O sentimento dum ocidental

Cântico IV

Horas mortas

De Cesário Verde

Indíce

8. Evocação do passado em simetria com o presente

1. Localização espácio-temporal dos acontecimentos narrativos

9. Contraste entre um passado épico e um presente “ negativo”

2. Sentimentos dominantes no sujeito poético em articulação com o espaço descrito

10. Marcas da subjetividade do “ eu”

11. Estilo e linguagem: Recursos expressivos - metáfora, comparação, sinestesia, ironia, assíndeto, gradação, hipálage; Expressividade do verbo, adjetivo, advérbio; Musicalidade- aliteração; Estrutura do poema: estrófica, métrica, rimática.

3. Relação do narrador com a cidade

4. Quadros que inspiram o sujeito deambulante

5. Perceções e impressões do sujeito poético registadas no seu passeio solitário

6. Visão(ões) crítica(s), positivas ou negativas, do sujeito poético sobre a cidade – factos sociais, paisagem, grupos sociais alvos de atenção, condições espirituais

12. Conclusões: Exposição da verdade; A cidade labirinto; A aproximação prosa /poesia; As emoções através de um olho observador que se espanta; A originalidade da poesia de Cesário Verde

7. Visão da cidade

1.

Localização espácio-temporal dos acontecimentos narrativos

  • Tem lugar na cidade de Lisboa

O eu poético deambula pelas ruas da capital a altas horas da madrugada, quando estas estão vazias e as pessoas estão a dormir. Do céu se vêm "lágrimas de luz" dos "astros com olheiras", isto é, a luz do luar e das estrelas é ofuscada pela poluição atmosférica da cidade. Ao longo deste cântico o sujeito deambula nas ruas estreitas da "treva" onde apenas se encontram "uns tristes bebedores", "Os guardas que revistam as escadas," e "as imorais", onde predomina o medo, violência e insegurança.

2.

Sentimentos dominantes no sujeito poético em articulação com o espaço descrito

Ao longo do poema, o sujeito poético mostra a sua frustração, o desejo de fugir e a sua infelicidade e solidão na tão monótona cidade. Este procura a vida perfeita idealizando um amor perfeito (estrofe 4) que substituísse a solidão e melancolia. Pórem, apesar de todos estes sentimentos negativos, a esperança ainda perserva no sujeito.

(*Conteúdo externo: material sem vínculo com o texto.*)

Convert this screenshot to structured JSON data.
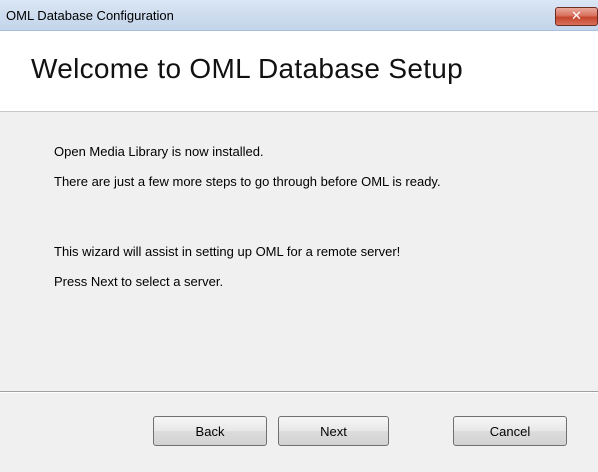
{
  "window": {
    "title": "OML Database Configuration",
    "close_glyph": "✕",
    "close_icon": "close-icon"
  },
  "header": {
    "title": "Welcome to OML Database Setup"
  },
  "body": {
    "lines": [
      "Open Media Library is now installed.",
      "There are just a few more steps to go through before OML is ready.",
      "This wizard will assist in setting up OML for a remote server!",
      "Press Next to select a server."
    ]
  },
  "buttons": {
    "back": "Back",
    "next": "Next",
    "cancel": "Cancel"
  },
  "colors": {
    "close_button": "#c5452c",
    "dialog_background": "#f0f0f0",
    "header_background": "#ffffff"
  }
}
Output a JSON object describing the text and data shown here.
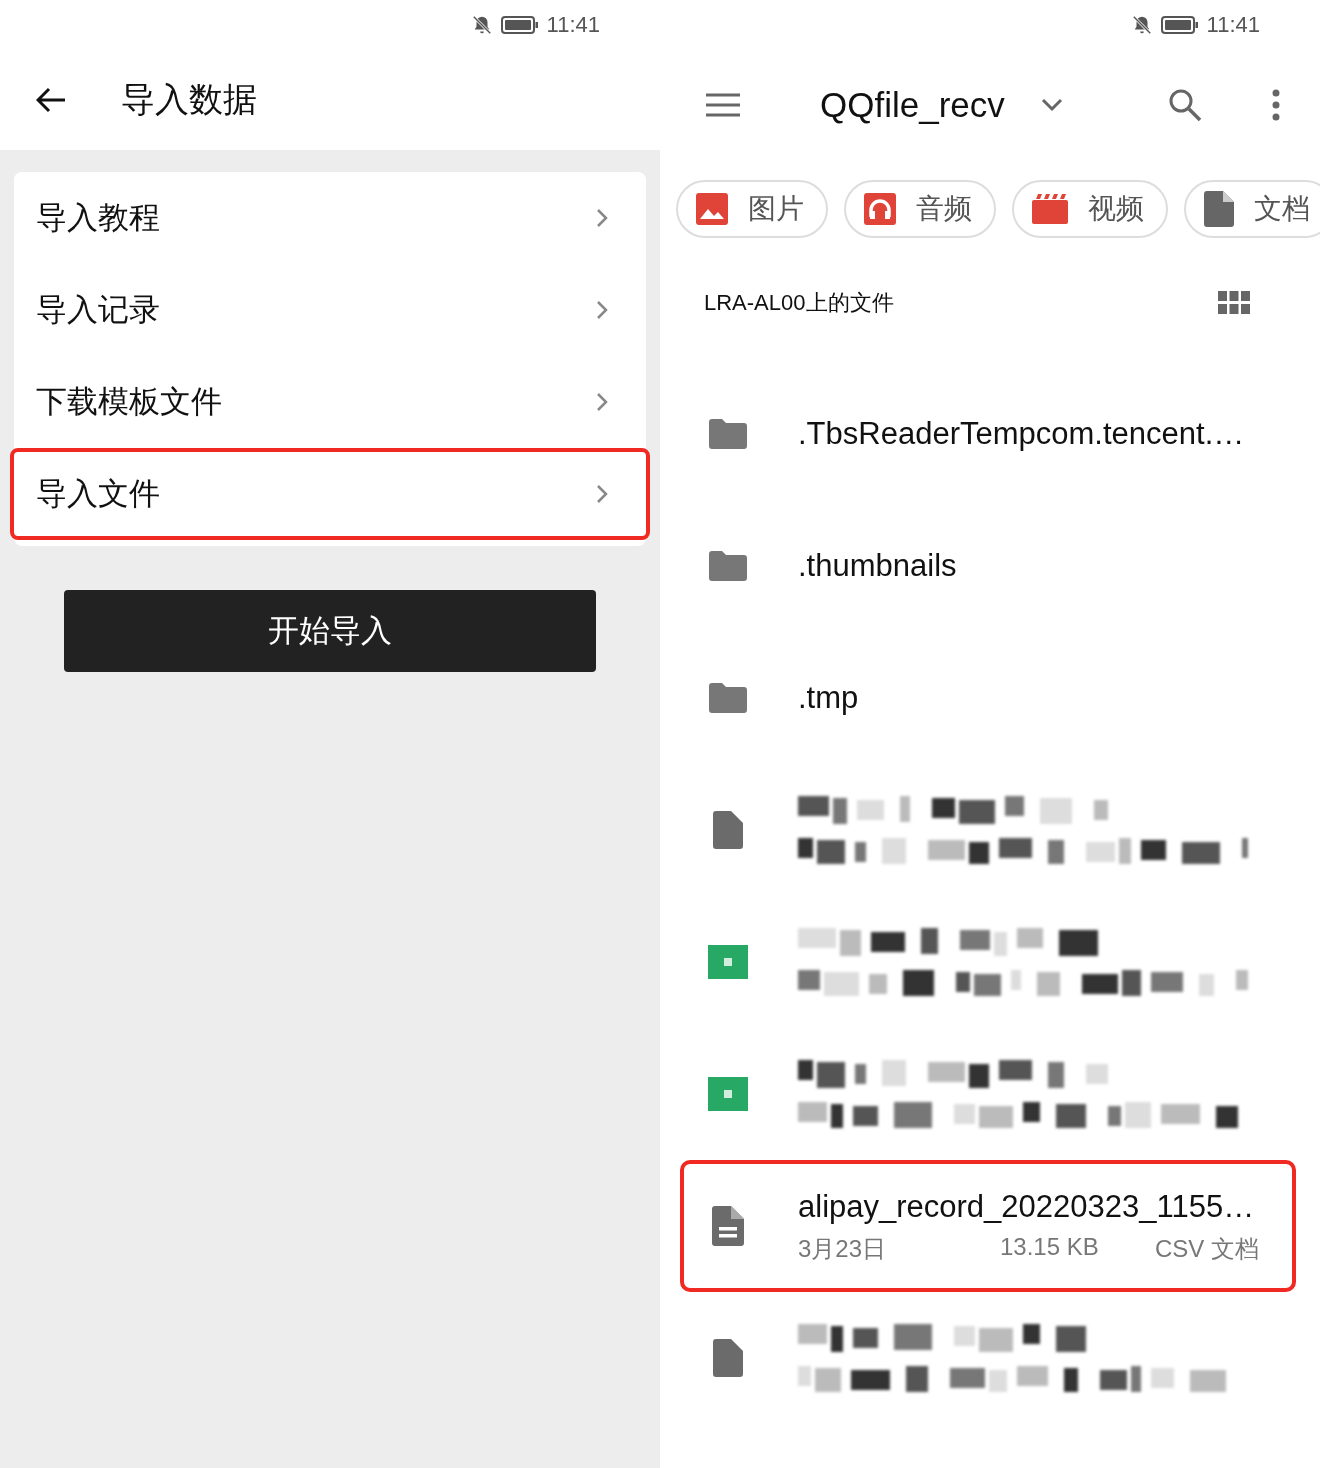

Esta esperança e desejo de liberdade são comparados com a grandiosidade e esperança que movia os nautas portugueses n"Os Lusíadas": "Como a raça ruiva do porvir,", "Nós vamos explorar todos os continentes/E pelas vastidões aquáticas seguir!", "A dor humana busca os amplos horizontes,"

3 e 4.

Relação do narrador com a cidade e quadros que inspiram o sujeito deambulante

  • Deambulação do sujeito poético pelas ruas da cidade

Em “Horas Mortas” fala se dá deambulação do sujeito poético pelas ruas da sua cidade, onde só se encontram os que vivem à margem da sociedade, os oprimidos. O sujeito poético sente se aprisionado e angustiado nesta atmosfera decadente, deprissiva e agonizante, mostra a sua vontade de querer fugir, as únicas pessoas que vê são os cães raivosos (“E sujos,sem ladrar, ósseos,febris, errantes, amareladamente, os cães parecem lobos”E.9), os bebados( “Na volta,com saudade, e aos bordos sobre as pernas,cantam, de braço dado, os tristes bebedores”E.9), os guardas noturnos(“ E os guardas, que revistam as escadas,caminham de lanterna e servem de chaveiros”E.10) e as prostitutas(Por ama, as imorais, nos seus roupões ligeiros”E.10)

5.

Perceções e impressões do sujeito poético registadas no seu passeio solitário

Ao longo do excerto o sujeito enuncia os seus sentimentos causados pela "treva": -Na estrofe 7 demonsta o seu medo e insegurança ao mencionar os assassinos e os sinitros que andam na noite -Na estrofe 8 fala dos que vivem à margem da sociedade, os bêbedos que lhe provocam nojo e angústia -Na estrofe 9 faz referência aos cães maltratados e abandonados que vagueiam pela cidade e tambem os ladrões. -Na estrofe 10, fala dos guardas de lanternas e das prostitutas, um lado sombrio e desagradável da capital E por fim, na estrofe 11 já nao fala da sua dor pessoal mas da sociedade em si.

6.

Visão crítica do sujeito poético sobre a cidade factos sociais, paisagem, grupos sociais alvos de atenção, condições espirituais

O sujeito poético critica negativamente a paisagem de uma cidade, sendo esta fechada, monocromática, distorcida. Desaprova os cidadãos arrogantes, frágeis e exploradores uns dos outros. Apresenta um grupo alvo para estas críticas, principalmente, a burguesia, os gananciosos, os serviços menos humanos e morais. Por fim apresenta uma última crítica ao estado espiritual da população como esgotada, sem reação, enjoada, a vaguear pela vida da cidade, pelas suas ruas e trabalhos repetitivos.

7.

Visão da cidade

A visão desta cidade não corresponde a muitas expectativas devido aos odores indignos, paisagem anteriormente descritas, muito problemáticas, pessoas muito reservadas e provavelmente pecadoras. Uma cidade intemporal e arruinada.

8 e 9.

Evocação do passado em simetria com o presente e contraste entre num passado épico e um presente "negativo"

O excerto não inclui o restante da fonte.